The characters in Browning like the Duke of Ferrara or The Pied Piper or this one, the lover of Porphyria seem to perform acts of madness to solve some unbearable personal problem.Shakespeares characters like Hamle or Lear go mad and Othello has a fit in his distress.The resolution in Shakespeare of his tragic figures is in their death.But Browning does not permit his main characters death; you are left with this madness and moral chaos,
Out of his love for his dearest Porphyria. Srimayee, you are looking at the trees, not the woods! , that is to say, you are looking at the lover of Porphyria; You are not able see him, ; you are not able to read the poetry either.
I discovered Browning's well known for his dramatic monologues. I read it in class yesterday and because the way he describes the murder so explicitly was actually quite shocking. It was like the roles had flipped in some way.
The clear-cut narrative line of this atmospheric poem is presented in rhymed couplets.The ‘sullen wind’ at the start ‘which tore the elm tops down for spite’ introduces an ominous note, foreshadowing what is to come.

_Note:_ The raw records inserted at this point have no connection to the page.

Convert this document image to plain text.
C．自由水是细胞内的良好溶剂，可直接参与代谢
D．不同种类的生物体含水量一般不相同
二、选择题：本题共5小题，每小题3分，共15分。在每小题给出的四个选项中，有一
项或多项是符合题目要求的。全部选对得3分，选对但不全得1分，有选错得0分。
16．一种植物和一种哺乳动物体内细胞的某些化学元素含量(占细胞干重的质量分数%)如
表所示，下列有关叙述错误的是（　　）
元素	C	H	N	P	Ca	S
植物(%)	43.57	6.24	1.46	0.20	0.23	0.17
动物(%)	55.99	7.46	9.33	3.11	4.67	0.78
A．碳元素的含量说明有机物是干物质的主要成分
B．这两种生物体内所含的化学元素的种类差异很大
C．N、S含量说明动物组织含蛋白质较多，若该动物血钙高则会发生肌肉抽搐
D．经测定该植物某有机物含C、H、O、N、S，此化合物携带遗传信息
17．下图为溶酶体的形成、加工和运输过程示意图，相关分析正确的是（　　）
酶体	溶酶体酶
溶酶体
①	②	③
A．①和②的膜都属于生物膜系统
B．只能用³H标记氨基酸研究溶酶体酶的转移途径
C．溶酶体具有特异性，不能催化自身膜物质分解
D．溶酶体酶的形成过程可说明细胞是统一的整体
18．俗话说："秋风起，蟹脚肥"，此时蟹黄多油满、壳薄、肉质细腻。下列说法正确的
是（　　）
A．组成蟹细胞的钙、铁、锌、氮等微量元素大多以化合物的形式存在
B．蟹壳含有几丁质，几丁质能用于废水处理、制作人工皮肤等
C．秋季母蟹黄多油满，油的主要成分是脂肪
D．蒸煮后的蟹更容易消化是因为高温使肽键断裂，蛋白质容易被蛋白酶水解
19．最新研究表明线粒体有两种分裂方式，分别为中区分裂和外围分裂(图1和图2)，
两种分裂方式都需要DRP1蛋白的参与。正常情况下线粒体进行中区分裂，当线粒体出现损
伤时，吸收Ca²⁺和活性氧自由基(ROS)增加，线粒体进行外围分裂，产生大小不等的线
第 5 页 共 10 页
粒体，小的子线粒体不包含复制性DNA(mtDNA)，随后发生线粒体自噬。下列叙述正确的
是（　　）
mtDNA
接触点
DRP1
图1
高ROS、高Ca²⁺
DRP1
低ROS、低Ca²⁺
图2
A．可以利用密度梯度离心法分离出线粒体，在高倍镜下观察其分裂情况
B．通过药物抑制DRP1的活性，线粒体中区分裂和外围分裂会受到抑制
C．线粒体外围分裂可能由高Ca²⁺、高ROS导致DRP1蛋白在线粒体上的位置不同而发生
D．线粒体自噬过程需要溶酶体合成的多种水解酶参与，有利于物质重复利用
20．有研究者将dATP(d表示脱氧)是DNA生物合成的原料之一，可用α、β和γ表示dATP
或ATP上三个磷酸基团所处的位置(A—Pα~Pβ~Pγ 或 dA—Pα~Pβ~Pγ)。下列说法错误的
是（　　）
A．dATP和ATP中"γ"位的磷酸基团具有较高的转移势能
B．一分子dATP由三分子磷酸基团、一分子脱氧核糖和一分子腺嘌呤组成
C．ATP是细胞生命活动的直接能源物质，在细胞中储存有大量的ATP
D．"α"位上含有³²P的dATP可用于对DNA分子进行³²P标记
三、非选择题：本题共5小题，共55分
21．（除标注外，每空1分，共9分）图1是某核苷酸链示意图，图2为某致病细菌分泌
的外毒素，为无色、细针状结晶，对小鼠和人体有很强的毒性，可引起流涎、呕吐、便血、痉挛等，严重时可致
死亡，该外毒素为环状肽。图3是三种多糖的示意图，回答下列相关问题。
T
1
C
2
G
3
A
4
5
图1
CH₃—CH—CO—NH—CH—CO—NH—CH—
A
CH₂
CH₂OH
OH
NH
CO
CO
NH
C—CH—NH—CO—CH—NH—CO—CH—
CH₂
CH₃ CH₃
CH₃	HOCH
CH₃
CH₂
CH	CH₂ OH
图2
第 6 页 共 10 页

Porphyria glides in like a ghost or figment of the imagination, warming the cottage with her presence. What follows has an air of inevitability. She loves the speaker, and is accommodating to his wishes in the extreme, and he takes advantage of this.
Love is too easy, and only way he thinks to keep her as his forever is to strangle her with her own hair, which he does as a painless alternative to love making, merely as ‘a thing to do.’ Porphyria’s lover is also her killer.
This makes the deed even more terrifying than a murder in cold blood, and reminds me of Oscar Wilde’s saying that we always kill the thing we love.In his closing lines, Browning implies that God is indifferent, even to murder.
this author is palying with words and giving his poem a sense of love. in some extent it sounds that hero of this poem is psychologically distressed. he kills person who he loves and and then mirroring her behaviour towards him.
this poem is full of enjambments and it has alternative rhyme.